"For the first time since the 1920s, the bubble is nationwide, and it's been driven by four national forces. First, the decline in mortgage rates; Second, the loose lending practices designed to accommodate those who have been priced out of the market under conventional mortgage terms. We're referring here to interest-only Adjustable Rate Mortgages as well as option ARMs that allow borrowers to make even lower monthly payments that result in a rising mortgage principle, or "negative amortization."
Then there are unrealistically high property appraisals to justify oversized loans and the lack of full documentation that allows borrowers to overstate their ability to make mortgage payments. Lenders also accommodate financially-weak borrowers with high loan-to-value ratio and piggyback loans, which in effect finance more than 100% of the houses' prices.

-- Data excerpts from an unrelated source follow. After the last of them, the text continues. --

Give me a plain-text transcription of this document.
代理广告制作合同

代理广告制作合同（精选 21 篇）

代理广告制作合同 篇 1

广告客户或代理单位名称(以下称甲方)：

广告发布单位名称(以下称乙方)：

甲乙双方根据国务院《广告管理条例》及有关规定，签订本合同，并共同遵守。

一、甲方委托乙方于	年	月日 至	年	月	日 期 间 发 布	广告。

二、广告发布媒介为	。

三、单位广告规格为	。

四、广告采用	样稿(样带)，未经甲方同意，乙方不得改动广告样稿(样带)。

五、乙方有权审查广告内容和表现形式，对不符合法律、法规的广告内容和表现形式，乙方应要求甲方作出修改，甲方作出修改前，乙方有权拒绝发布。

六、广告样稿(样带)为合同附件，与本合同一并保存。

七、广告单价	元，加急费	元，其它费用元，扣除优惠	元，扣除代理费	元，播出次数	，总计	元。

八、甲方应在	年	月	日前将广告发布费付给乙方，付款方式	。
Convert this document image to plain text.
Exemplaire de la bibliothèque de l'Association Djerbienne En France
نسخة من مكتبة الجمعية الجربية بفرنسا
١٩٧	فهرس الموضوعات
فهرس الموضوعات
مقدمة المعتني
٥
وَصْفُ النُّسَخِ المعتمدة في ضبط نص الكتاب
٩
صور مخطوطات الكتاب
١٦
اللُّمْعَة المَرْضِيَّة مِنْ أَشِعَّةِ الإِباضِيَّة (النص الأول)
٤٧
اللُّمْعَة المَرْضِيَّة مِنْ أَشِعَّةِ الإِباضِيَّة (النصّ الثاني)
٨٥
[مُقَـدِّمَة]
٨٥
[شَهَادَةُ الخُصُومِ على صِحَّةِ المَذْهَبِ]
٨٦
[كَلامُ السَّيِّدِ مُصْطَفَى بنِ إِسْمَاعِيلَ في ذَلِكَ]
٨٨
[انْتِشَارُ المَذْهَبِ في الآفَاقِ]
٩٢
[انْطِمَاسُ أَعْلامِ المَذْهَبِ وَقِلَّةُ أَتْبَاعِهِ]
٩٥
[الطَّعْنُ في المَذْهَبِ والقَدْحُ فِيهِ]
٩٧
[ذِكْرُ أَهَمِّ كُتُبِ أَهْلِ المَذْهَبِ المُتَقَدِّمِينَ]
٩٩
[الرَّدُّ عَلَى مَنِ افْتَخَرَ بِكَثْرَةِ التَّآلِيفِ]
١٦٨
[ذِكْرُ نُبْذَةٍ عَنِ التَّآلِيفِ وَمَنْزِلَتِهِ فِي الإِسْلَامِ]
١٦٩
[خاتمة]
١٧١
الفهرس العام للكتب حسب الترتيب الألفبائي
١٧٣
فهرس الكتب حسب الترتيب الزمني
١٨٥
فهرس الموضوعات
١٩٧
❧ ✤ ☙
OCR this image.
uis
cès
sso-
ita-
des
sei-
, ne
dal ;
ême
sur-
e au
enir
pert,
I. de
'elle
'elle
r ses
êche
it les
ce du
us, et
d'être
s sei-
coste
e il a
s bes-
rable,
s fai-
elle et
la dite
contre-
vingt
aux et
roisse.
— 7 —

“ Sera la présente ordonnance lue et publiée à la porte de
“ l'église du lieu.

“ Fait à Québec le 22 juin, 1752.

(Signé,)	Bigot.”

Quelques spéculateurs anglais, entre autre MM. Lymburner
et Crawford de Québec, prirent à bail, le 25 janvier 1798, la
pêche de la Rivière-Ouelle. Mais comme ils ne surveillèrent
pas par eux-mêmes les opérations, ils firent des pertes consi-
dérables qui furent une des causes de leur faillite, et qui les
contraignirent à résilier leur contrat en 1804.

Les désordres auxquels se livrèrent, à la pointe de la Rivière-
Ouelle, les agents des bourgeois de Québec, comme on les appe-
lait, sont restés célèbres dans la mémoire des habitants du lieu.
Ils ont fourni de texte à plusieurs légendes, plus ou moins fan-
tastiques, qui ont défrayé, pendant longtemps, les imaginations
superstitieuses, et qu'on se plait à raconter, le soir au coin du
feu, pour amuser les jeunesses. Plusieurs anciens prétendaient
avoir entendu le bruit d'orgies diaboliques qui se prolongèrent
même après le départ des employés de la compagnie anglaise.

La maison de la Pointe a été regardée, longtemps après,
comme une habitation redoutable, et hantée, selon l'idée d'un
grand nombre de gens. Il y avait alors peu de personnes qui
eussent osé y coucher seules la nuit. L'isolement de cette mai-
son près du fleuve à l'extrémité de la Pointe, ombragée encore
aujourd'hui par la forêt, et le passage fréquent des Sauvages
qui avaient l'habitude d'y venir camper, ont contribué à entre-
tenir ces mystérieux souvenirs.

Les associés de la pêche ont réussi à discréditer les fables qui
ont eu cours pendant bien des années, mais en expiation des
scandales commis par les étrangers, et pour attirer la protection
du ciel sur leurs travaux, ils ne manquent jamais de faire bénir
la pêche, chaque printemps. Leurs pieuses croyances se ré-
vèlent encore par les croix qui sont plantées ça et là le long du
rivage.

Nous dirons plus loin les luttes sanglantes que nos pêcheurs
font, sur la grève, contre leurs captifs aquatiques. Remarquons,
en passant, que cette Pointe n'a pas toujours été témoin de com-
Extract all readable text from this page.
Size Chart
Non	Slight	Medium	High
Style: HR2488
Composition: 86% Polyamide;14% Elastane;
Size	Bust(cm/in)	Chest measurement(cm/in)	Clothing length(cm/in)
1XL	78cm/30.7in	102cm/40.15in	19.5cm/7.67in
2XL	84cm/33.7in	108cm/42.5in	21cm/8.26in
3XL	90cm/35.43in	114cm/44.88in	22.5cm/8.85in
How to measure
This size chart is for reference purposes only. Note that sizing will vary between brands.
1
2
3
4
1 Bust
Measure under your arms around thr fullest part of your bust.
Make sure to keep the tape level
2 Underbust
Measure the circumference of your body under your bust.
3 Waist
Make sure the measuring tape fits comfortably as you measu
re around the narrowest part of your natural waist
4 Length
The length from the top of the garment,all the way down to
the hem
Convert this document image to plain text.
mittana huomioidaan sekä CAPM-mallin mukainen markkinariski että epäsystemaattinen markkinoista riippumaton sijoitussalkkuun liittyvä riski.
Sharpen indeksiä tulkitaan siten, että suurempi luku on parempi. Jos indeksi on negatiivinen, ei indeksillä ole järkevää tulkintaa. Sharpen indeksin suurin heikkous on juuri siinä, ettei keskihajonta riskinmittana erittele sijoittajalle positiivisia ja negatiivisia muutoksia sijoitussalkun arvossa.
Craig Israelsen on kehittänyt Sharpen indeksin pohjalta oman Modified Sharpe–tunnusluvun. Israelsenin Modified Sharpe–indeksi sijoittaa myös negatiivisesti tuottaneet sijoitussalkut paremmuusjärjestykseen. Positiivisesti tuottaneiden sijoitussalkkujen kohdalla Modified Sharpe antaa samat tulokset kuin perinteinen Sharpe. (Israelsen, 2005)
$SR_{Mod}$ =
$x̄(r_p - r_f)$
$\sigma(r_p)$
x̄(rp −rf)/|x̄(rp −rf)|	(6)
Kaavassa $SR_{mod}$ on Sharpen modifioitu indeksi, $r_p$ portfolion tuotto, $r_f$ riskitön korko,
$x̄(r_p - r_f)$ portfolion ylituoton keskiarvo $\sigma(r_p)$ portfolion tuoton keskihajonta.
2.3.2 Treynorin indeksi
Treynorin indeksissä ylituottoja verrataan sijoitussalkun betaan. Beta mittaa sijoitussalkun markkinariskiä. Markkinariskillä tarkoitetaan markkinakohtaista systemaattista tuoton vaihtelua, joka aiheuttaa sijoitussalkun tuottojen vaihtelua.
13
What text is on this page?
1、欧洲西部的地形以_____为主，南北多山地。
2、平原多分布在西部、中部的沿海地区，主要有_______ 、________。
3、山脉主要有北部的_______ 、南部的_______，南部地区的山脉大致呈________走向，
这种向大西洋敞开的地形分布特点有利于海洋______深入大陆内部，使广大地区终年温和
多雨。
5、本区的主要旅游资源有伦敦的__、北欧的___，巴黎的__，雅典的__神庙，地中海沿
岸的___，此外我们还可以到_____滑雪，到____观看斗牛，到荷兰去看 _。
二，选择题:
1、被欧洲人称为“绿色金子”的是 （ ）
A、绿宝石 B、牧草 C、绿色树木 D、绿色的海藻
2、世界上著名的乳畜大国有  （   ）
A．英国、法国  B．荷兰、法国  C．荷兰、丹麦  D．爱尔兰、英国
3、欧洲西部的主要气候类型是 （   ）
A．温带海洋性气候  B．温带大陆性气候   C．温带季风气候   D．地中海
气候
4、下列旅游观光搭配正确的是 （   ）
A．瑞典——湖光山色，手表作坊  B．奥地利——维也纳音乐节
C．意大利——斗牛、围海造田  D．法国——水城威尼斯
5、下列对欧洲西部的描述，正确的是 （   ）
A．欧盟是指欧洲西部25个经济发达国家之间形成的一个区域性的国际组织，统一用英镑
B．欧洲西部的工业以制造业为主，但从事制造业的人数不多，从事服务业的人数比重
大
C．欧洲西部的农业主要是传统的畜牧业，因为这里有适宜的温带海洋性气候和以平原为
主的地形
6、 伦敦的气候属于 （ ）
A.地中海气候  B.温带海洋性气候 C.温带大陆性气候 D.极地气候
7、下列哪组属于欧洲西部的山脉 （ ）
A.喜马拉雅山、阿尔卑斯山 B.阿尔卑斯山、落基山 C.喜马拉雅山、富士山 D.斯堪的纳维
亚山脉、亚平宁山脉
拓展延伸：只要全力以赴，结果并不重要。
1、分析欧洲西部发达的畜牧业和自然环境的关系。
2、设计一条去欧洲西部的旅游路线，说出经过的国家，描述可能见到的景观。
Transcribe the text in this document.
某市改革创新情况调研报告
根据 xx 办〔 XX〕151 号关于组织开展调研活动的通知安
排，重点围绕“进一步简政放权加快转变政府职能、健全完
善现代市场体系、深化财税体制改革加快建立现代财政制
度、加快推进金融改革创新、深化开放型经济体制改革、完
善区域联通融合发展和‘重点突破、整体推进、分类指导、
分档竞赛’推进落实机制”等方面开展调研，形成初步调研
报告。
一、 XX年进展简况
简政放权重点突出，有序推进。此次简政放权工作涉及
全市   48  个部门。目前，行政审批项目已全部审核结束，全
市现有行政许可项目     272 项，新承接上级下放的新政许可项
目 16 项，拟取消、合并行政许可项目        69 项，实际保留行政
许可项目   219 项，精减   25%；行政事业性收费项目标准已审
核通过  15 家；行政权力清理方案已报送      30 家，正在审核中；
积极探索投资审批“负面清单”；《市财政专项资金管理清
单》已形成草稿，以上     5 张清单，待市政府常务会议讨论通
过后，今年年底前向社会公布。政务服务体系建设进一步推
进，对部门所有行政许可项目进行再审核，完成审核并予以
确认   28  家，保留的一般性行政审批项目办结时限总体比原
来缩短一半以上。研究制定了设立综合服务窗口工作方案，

...Housing is so important to the U.S. economy and the American dream that it's very hard to believe that a collapse of the size we foresee could occur without a significant reaction from the Administration and Congress. With a 25% drop in existing median single-family house prices nationwide, sales will fall 60% or more from their June 2005 peak. Many homebuilders will go out of business and lending will switch from smiling distributors of more-than-ample funds to chastened tightwads who won't lend to anyone except those who don't need to borrow. Delinquencies on subprime mortgages will probably double from their current 8% rate.
What might Washington do? So many mortgages have been securitized in recent years that investment risk has been spread beyond conventional lenders. But that doesn't reduce the damage of foreclosures to hapless homeowners. Washington may end up using moral suasion and good old money to encourage lenders not to foreclose and otherwise mitigate dire consequences for homeowners that would lead to even weaker house prices as foreclosed houses are dumped on the market."